What You Need To Know About Personal Property Memorandums

Estate planning is the only way to ensure that your assets are handled the way you want them to be after your death. Most people know about wills and trusts, but there is another important estate planning document that you may find useful when preparing for your eventual death. This document is known as a personal property memorandum.

To ensure that your estate is fully prepared to be passed along to your heirs, you may find that you need to include a personal property memorandum in your legal materials.

What Is a Personal Property Memorandum?

It can be easy to focus on your major assets when you are planning your estate. Your attorney can help you draft a will or trust that stipulates the distribution of real estate, stock holdings, and financial assets.

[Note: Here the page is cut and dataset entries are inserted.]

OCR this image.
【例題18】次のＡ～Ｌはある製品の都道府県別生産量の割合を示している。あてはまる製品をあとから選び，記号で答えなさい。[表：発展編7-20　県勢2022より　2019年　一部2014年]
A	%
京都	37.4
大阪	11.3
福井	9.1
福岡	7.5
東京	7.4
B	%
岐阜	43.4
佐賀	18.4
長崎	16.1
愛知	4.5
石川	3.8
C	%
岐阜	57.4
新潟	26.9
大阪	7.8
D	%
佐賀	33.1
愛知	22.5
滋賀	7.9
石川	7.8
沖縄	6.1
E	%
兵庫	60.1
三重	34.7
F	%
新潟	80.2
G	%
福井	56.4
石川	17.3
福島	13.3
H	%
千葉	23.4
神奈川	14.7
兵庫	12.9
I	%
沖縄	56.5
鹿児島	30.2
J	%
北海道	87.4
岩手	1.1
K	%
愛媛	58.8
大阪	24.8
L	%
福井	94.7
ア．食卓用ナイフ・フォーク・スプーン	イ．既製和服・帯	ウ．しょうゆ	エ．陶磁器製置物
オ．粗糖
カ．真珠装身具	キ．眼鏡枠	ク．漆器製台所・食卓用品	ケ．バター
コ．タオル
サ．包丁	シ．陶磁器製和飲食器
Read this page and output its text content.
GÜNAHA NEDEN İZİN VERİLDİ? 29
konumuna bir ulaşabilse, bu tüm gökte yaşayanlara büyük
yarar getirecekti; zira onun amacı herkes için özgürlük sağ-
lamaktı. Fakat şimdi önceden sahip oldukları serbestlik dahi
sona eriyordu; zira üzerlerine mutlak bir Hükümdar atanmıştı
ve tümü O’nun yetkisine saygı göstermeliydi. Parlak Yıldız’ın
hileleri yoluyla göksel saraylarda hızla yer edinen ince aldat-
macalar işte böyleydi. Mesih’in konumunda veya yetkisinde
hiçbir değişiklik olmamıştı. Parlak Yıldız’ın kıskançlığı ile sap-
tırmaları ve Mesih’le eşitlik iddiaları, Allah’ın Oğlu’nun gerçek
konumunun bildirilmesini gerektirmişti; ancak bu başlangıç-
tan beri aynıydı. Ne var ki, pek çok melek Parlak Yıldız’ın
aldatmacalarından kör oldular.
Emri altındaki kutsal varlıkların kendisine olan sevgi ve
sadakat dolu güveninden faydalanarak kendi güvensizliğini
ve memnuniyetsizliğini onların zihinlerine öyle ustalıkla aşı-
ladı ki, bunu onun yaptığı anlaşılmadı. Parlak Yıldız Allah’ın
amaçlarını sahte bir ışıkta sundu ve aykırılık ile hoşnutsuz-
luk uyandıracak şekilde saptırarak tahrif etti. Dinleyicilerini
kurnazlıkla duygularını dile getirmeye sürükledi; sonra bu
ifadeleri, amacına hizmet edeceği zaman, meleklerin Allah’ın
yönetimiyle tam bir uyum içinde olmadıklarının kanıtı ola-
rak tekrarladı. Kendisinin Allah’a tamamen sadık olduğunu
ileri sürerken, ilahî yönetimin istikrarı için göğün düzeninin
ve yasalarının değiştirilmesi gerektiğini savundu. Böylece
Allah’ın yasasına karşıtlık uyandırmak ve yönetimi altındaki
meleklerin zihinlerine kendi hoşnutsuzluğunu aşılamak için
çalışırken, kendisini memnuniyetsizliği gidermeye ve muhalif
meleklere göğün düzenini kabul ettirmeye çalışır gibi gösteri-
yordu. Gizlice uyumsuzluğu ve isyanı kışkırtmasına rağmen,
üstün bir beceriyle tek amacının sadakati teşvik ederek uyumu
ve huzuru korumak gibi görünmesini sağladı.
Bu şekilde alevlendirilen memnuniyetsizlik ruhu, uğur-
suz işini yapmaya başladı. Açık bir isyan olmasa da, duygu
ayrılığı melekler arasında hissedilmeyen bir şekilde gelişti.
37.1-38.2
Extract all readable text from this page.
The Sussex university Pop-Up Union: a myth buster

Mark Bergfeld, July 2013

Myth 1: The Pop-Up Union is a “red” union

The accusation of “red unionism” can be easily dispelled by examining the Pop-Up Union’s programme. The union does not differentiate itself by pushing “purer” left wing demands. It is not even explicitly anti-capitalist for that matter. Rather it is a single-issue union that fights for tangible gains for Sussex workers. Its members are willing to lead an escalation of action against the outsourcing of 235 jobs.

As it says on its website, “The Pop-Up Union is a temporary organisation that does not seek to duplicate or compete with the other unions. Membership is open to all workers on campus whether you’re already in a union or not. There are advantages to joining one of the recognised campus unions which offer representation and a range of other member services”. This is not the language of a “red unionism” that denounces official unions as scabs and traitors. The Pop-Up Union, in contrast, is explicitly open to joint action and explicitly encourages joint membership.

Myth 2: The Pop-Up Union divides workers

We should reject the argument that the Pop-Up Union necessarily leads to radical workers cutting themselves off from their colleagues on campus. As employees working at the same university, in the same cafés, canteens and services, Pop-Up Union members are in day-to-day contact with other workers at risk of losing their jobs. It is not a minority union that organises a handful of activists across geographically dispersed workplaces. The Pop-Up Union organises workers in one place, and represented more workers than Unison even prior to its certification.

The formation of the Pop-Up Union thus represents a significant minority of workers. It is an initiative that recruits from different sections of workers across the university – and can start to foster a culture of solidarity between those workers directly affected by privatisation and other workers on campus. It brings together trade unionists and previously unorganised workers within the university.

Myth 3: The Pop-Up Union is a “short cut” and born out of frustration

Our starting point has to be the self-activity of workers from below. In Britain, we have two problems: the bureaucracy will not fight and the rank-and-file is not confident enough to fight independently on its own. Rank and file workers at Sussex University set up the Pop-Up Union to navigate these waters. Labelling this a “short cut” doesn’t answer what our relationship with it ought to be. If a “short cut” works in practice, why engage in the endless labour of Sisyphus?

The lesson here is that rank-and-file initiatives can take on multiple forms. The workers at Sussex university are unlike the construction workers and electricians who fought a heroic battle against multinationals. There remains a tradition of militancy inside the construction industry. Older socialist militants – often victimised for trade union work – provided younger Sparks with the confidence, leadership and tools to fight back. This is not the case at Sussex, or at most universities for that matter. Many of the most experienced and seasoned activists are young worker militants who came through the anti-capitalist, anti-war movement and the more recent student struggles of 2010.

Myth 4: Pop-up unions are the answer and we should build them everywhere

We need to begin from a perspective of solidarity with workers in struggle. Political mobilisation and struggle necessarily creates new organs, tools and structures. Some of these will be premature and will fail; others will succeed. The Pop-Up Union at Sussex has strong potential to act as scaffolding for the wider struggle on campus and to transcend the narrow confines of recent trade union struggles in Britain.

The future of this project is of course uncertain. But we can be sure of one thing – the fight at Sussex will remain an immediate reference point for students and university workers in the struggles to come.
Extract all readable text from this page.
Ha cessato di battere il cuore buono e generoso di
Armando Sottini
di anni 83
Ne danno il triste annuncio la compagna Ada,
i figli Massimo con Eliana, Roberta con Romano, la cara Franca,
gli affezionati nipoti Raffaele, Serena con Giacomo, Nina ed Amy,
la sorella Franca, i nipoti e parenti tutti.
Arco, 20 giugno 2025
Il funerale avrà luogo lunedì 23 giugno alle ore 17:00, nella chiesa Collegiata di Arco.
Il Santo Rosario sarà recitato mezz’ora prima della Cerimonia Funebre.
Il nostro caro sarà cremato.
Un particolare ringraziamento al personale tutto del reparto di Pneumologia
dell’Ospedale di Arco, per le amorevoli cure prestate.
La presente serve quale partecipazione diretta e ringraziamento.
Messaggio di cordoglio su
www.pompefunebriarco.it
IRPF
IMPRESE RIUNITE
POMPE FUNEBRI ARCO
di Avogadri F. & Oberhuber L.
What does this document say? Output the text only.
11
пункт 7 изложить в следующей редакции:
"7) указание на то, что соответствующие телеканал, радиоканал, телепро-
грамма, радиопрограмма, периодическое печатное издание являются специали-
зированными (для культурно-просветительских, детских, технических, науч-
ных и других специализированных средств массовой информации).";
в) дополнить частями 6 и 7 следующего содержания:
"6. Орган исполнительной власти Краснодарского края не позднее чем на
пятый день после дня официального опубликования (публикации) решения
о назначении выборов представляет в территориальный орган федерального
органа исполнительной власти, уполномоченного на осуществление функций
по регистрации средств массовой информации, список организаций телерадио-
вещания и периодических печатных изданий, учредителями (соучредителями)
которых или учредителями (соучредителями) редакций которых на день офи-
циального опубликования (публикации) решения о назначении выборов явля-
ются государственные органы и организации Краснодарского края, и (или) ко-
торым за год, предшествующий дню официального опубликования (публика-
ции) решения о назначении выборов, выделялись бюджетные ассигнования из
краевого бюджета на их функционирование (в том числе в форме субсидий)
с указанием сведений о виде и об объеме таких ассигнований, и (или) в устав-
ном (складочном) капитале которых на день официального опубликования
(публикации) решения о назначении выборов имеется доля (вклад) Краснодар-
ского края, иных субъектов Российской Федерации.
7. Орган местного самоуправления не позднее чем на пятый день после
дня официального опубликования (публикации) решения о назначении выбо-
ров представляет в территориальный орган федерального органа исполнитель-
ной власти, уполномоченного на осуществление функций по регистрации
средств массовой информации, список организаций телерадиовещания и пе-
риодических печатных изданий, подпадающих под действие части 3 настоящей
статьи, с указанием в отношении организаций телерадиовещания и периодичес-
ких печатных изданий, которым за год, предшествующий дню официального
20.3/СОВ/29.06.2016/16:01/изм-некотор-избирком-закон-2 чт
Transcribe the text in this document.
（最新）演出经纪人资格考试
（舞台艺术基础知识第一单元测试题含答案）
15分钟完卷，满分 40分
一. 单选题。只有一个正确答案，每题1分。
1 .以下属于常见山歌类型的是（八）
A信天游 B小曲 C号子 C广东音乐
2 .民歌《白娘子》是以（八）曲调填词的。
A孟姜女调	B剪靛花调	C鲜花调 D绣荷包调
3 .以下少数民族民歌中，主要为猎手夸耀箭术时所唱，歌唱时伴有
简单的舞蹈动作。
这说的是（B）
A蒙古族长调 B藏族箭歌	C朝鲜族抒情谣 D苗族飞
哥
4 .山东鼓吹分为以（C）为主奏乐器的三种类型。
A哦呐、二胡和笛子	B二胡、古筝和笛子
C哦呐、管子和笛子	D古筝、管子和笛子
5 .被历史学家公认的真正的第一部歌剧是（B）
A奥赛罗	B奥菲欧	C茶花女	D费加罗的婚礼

What a will or trust can't do is provide for the distribution of your personal belongings. A personal property memorandum can supplement a will or trust to ensure all of your property ends up in the right hands after your death.

What Benefits Can a Personal Property Memorandum Offer?

Many personal items have significant sentimental value, but not much actual monetary value. Including these types of items in a will or trust isn't feasible. The documents would become too lengthy and convoluted. A personal property memorandum separates items with sentimental value from major assets that have significant financial value.

Maintaining separation between these two types of assets can make it easier for the individual managing your estate to complete the disbursement process. A personal property memorandum can also be beneficial in allowing you to leave personal items to non-family members.

Is a Personal Property Memorandum Legally Binding?

An experienced estate planning attorney can prepare a personal property memorandum that is legally binding. The memorandum should be referenced in your will or trust to ensure the continuity of your estate. It's important that you have your personal property memorandum notarized and filed with the court alongside your will or trust.

Family members will be less likely to contest the distribution of your personal property when you have a memorandum in place. This can prevent bitter disputes and give you the peace of mind that comes from knowing your personal items will end up in the hands of those individuals you have designated.

Talk to your attorney about adding a personal property memorandum to your estate planning documents in the near future.